Mehr Effizienz im Ersatzteilversand
Knüppel Verpackung entwickelt Verpackungsset für Hochvoltbatterien

Dienstag, 07. Februar 2017 Geringeres Gewicht, kompaktere Maße, weitaus weniger Bauteile und rund 65 Prozent Zeitersparnis im Packprozess: Das für die BMW Group in Zusammenarbeit mit DS Smith entwickelte und BAM-zertifizierte dreiteilige Verpackungsset aus umweltfreundlicher Wellpappe ersetzt eine 22-teilige Mehrstoffverpackung aus vier unterschiedlichen Materialien.

Das Design der Verpackung überzeugte auch die Jury des Innovationspreises Gefahr/gut 2017, welche es in die engere Auswahl aufgenommen hat!
© Foto: Knüppel Verpackung GmbH & Co. KG
Das Design der Verpackung überzeugte auch die Jury des Innovationspreises Gefahr/gut 2017, welche es in die engere Auswahl aufgenommen hat!
Das dreiteilige Verpackungsset bietet damit für den Transport und die Lagerung der Lithium-Ionen-Stromspeicher eine sowohl kosteneffiziente als auch prozesssichere Lösung.

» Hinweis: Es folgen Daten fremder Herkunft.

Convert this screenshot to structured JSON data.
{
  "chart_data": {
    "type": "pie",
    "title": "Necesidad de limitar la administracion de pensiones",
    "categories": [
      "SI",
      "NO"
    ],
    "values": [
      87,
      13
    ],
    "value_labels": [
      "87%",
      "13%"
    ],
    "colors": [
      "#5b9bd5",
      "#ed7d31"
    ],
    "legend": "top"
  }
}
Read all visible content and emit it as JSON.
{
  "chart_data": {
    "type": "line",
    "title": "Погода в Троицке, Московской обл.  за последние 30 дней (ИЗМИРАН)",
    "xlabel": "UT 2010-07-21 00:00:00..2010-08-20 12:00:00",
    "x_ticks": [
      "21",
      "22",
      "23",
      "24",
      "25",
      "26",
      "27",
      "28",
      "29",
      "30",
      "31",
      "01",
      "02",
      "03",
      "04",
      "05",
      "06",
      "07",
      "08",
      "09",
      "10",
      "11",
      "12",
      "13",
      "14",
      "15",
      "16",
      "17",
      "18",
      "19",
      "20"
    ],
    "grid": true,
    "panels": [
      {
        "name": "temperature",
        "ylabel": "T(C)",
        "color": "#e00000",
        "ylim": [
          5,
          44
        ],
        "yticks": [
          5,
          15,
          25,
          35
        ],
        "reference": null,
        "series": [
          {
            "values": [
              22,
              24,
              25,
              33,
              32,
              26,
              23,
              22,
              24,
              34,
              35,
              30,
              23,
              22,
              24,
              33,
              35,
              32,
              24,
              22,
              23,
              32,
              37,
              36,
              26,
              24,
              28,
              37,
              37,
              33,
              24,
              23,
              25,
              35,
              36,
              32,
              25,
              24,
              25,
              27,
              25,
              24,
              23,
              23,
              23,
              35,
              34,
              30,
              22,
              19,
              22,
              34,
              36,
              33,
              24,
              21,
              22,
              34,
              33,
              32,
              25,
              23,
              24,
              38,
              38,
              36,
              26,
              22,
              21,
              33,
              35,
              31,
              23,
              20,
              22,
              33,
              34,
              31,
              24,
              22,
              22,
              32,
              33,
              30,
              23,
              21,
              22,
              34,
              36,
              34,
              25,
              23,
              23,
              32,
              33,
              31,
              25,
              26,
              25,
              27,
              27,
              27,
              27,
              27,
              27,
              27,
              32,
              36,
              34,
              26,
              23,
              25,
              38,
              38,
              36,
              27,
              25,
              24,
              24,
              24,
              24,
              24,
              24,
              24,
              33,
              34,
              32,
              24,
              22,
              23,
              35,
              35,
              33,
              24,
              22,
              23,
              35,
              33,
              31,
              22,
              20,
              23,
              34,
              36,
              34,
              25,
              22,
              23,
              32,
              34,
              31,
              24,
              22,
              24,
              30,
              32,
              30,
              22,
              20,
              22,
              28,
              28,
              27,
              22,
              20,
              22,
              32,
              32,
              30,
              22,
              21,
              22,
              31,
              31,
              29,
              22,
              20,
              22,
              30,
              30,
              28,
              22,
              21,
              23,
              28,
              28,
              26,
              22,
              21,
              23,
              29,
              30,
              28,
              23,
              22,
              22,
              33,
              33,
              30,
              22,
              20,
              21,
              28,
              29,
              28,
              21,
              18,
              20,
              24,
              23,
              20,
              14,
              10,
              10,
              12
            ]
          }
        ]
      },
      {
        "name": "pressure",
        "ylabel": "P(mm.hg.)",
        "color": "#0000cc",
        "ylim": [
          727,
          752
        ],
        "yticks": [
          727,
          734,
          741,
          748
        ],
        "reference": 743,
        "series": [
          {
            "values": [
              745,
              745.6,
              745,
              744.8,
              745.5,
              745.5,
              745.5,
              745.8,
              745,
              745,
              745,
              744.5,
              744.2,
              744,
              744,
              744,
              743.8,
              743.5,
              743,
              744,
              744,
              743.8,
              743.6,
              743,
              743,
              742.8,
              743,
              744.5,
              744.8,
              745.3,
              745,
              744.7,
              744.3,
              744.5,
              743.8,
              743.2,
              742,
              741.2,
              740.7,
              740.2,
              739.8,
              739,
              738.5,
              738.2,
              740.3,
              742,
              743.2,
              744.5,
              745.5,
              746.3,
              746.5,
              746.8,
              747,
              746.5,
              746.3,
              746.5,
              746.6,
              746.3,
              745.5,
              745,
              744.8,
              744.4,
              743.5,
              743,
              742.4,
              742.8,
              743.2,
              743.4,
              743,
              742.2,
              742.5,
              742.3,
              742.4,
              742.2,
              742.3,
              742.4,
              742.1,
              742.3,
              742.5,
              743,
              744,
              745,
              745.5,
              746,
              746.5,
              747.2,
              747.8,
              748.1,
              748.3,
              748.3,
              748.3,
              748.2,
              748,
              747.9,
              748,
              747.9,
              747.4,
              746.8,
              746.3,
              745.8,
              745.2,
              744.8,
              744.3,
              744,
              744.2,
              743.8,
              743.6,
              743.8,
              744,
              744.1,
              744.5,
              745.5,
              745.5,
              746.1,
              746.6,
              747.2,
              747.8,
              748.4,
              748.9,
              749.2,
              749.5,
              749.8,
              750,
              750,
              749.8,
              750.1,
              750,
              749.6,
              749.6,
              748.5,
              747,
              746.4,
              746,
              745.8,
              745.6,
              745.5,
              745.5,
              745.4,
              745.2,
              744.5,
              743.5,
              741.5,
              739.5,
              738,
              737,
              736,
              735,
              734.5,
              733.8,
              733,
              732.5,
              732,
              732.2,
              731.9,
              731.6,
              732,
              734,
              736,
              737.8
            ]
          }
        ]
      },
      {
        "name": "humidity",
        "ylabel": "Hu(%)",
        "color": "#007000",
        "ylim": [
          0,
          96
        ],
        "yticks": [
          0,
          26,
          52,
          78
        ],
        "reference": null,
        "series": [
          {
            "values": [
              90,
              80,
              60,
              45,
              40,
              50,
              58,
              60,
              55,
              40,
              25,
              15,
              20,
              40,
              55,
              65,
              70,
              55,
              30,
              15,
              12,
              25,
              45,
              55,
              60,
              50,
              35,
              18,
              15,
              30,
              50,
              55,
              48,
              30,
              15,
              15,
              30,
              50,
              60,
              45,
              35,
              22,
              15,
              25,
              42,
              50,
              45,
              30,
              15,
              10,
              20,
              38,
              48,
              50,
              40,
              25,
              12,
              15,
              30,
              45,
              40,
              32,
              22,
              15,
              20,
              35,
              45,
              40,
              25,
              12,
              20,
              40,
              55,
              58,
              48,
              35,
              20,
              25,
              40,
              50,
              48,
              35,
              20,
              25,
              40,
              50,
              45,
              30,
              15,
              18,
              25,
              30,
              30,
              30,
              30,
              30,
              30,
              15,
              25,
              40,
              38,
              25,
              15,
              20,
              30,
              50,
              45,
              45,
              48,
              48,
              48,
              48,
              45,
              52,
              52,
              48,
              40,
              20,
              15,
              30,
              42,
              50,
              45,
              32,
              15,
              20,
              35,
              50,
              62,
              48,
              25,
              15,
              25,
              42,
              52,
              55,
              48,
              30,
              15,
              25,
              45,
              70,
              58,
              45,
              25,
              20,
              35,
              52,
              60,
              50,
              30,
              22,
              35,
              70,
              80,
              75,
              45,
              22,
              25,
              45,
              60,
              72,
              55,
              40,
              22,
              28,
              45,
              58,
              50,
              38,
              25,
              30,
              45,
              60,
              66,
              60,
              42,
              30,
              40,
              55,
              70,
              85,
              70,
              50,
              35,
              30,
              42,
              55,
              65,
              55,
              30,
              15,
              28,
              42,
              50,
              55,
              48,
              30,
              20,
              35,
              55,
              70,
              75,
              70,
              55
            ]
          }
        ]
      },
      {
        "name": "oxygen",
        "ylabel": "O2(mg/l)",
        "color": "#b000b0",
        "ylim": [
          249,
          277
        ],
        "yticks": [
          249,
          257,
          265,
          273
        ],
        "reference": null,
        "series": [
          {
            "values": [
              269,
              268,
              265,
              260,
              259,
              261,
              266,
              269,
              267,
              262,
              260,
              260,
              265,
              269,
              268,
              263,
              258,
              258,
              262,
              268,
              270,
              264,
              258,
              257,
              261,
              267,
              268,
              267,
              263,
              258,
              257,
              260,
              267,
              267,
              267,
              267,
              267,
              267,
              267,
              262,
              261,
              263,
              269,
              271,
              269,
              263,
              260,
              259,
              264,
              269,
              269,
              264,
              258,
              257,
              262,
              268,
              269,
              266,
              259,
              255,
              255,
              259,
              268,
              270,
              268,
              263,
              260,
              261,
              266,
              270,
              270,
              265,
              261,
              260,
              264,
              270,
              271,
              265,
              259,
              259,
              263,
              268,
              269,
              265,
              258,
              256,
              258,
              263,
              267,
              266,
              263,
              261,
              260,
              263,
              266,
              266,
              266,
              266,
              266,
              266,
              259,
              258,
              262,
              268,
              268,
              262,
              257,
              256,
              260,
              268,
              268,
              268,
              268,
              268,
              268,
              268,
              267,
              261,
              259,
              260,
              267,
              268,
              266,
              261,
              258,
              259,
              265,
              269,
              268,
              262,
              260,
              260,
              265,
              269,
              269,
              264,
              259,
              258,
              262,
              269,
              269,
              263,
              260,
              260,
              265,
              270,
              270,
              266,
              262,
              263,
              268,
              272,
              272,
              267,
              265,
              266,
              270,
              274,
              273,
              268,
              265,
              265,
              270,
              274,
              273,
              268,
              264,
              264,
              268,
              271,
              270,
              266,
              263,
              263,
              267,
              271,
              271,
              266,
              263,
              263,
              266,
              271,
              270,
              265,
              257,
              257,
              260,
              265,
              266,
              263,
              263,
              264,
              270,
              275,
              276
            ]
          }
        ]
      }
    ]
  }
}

Die Gefahrgutverpackung vereinfacht den Versand von Ersatzteilen für Elektro- und Hybridfahrzeuge erheblich und ist für die Beförderung gefährlicher Güter zugelassen und zum weltweiten Einzel- und Sammeltransport unter Nutzung aller Transportwege, zu Lande, zu Wasser und in der Luft, ausgelegt.

Alte Lösungen bestand aus 22 Teilen

Versandkarton, PE-Schaumstoffpolster, Holzaufnahmen, Metallschrauben und Unterlegscheiben: Insgesamt 22 Teile mussten früher aufgerichtet, verschraubt, zusammengesteckt und getaped werden, bis die Mitarbeiter der Ersatzteillager ein einziges Zellmodul versandfertig an Kundendienst oder Vertragswerkstätten verschicken konnten. Zudem beschränkte die bislang nicht stapelbare Verpackung die Anzahl der Kartons pro Industriepalette auf maximal zwei – in Summe ein zeitintensiver Prozess.

Neues Verpackungskonzept aus nur drei Teilen

Dass es auch anders geht, beweist das innovative, von der BMW Group bei Knüppel Verpackung beauftragte Verpackungskonzept: Das dreiteilige Set, bestehend aus einem Transportkarton sowie einem Innenpolster mit Ober- und Unterteil, reduziert den Materialaufwand erheblich. Bereits fertig konfektioniert angeliefert, ist die neue Versandverpackung aus Wellpappe sofort einsatzbereit. In weniger als einer Minute können die Mitarbeiter den Karton öffnen, die Hochvoltbatterie in das Innenpolster setzen, mit dem passgenauen Deckel sichern und die Außenverpackung zuletzt versandfertig verschließen. Der vereinfachte Handhabungsprozess spart Zeit und gewährleistet gleichzeitig eine hohe Prozesssicherheit, da die wenigen notwendigen Handgriffe das Risiko einer unsachgemäßen Anwendung erheblich minimieren.

Geringeres Verpackungsgewicht und kleinere Maße

Für mehr Wirtschaftlichkeit sorgen auch das geringere Verpackungsgewicht sowie die um 60 Prozent verkleinerten Außenmaße der neuen Gefahrgutverpackung. Bislang konnten gerade einmal zwei versandfertig verpackte Hochvoltbatterien pro Industriepalette gelagert und anschließend transportiert werden. Heute sind es bis zu zwölf. Dank integrierter Wellpappkufen lassen sich die Verpackungen dabei problemlos handhaben und in bis zu vier Lagen stapeln. Das kompakte Verpackungsvolumen spart Transportkosten und entlastet die Umwelt. Beim Kunden angekommen, erleichtert ein fest mit dem Innenpolster verbundenes Gurtband die mühelose Entnahme der Elektro- und Hybridfahrzeugbatterien aus der Außenverpackung. Das Ergebnis dieser Verpackungslösung ist eine hohe Wertschöpfung über die komplette Lieferkette, von der Anlieferung über die Handhabung bis zur Auslieferung.

Nominierung für den Innovationspreis Gefahr/gut 2017

Die Gefahrgutverpackung überzeugte auch die Jury des Innovationspreises Gefahr/gut 2017, welche die Verpackung in die engere Auswahl aufgenommen hat. Die Bekanntgabe des Preisträgers findet im Rahmen der 27. Münchner Gefahrgut-Tage am 22. Mai 2017 statt.